Who Bears the Burden and How

Employers who offer DPC arrangements as a benefit must now report the total fees paid on employees' W-2 forms, creating a minor new paperwork requirement. Traditional health insurers may see slightly reduced market share as the DPC model becomes more attractive to consumers. The IRS faces a small administrative burden implementing the new rules.

Key Provisions

  • Excludes direct medical care service arrangements from being treated as disqualifying health coverage for HSA eligibility
  • Defines DPC arrangements as those providing medical care from physicians, nurse practitioners, or physician assistants for a fixed periodic fee
  • Allows DPC arrangements to cover any subset of medical care (primary care only, specialty care, etc.)
  • Requires employers to report aggregate DPC fees on employee W-2 forms
  • Takes effect for months beginning after December 31, 2024
Model: claude-opus-4
Generated: Dec 27, 2025 21:20

Evidence Chain:

This summary is derived from the structured analysis below. See "Detailed Analysis" for per-title beneficiaries/burden bearers with clause-level evidence links.

Primary Purpose

Allows individuals with direct medical care service arrangements (fixed-fee doctor subscriptions) to contribute to Health Savings Accounts without the DPC arrangement being treated as disqualifying health coverage

Policy Domains

Healthcare Taxation Health Insurance

Legislative Strategy

"Enable direct primary care (DPC) business model to coexist with HSAs by removing regulatory barrier that currently treats DPC as disqualifying health coverage"

Likely Beneficiaries

  • Direct primary care (DPC) practices and physicians offering membership-based medical services
  • Patients/consumers who want to use both DPC arrangements and HSAs simultaneously
  • Healthcare alternatives to traditional insurance models

Likely Burden Bearers

  • IRS (minor administrative burden to implement new tax code provisions)
  • Employers offering DPC arrangements (new W-2 reporting requirement for aggregate fees)

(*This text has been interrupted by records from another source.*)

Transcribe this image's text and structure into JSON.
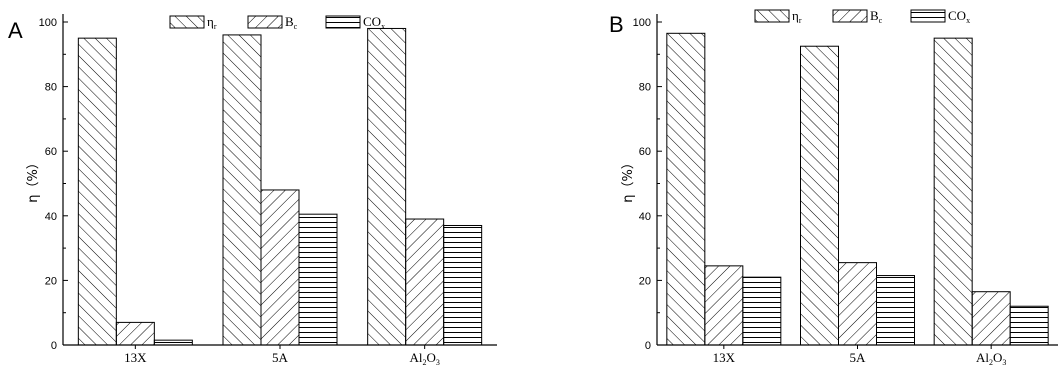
{
  "chart_data": [
    {
      "panel": "A",
      "type": "bar",
      "categories": [
        "13X",
        "5A",
        "Al2O3"
      ],
      "ylabel": "η（%）",
      "ylim": [
        0,
        100
      ],
      "yticks": [
        0,
        20,
        40,
        60,
        80,
        100
      ],
      "legend_position": "top-center",
      "series": [
        {
          "name": "ηr",
          "values": [
            95,
            96,
            98
          ]
        },
        {
          "name": "Bc",
          "values": [
            7,
            48,
            39
          ]
        },
        {
          "name": "COx",
          "values": [
            1.5,
            40.5,
            37
          ]
        }
      ]
    },
    {
      "panel": "B",
      "type": "bar",
      "categories": [
        "13X",
        "5A",
        "Al2O3"
      ],
      "ylabel": "η（%）",
      "ylim": [
        0,
        100
      ],
      "yticks": [
        0,
        20,
        40,
        60,
        80,
        100
      ],
      "legend_position": "top-center",
      "series": [
        {
          "name": "ηr",
          "values": [
            96.5,
            92.5,
            95
          ]
        },
        {
          "name": "Bc",
          "values": [
            24.5,
            25.5,
            16.5
          ]
        },
        {
          "name": "COx",
          "values": [
            21,
            21.5,
            12
          ]
        }
      ]
    }
  ],
  "colors": {
    "bar_stroke": "#000000",
    "fill": "#ffffff"
  }
}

Bill Structure & Actor Mappings

Who is "The Secretary" in each section?

Domains
Legislative
Domains
Healthcare Taxation Health Insurance
Actor Mappings
"the_secretary"
→ Secretary of the Treasury (implied by IRC amendments)

Key Definitions

Terms defined in this bill

3 terms
"direct medical care service arrangement" §2(a)(E)(ii)

An arrangement under which an individual is provided medical care by medical care practitioners where the sole compensation is a fixed periodic fee. Can be restricted to any subset of medical care or practitioners (e.g., primary care only).

"medical care" §2(a)(E)(iv)

Has the meaning given in IRC section 213(d) (generally: diagnosis, cure, mitigation, treatment, or prevention of disease)

"medical care practitioner" §2(a)(E)(iii)

A physician (as defined in Social Security Act section 1861(r)(1)), or a nurse practitioner, clinical nurse specialist, or physician assistant (as defined in Social Security Act section 1861(aa)(5)).

We use a combination of our own taxonomy and classification in addition to large language models to assess meaning and potential beneficiaries. High confidence means strong textual evidence. Always verify with the original bill text.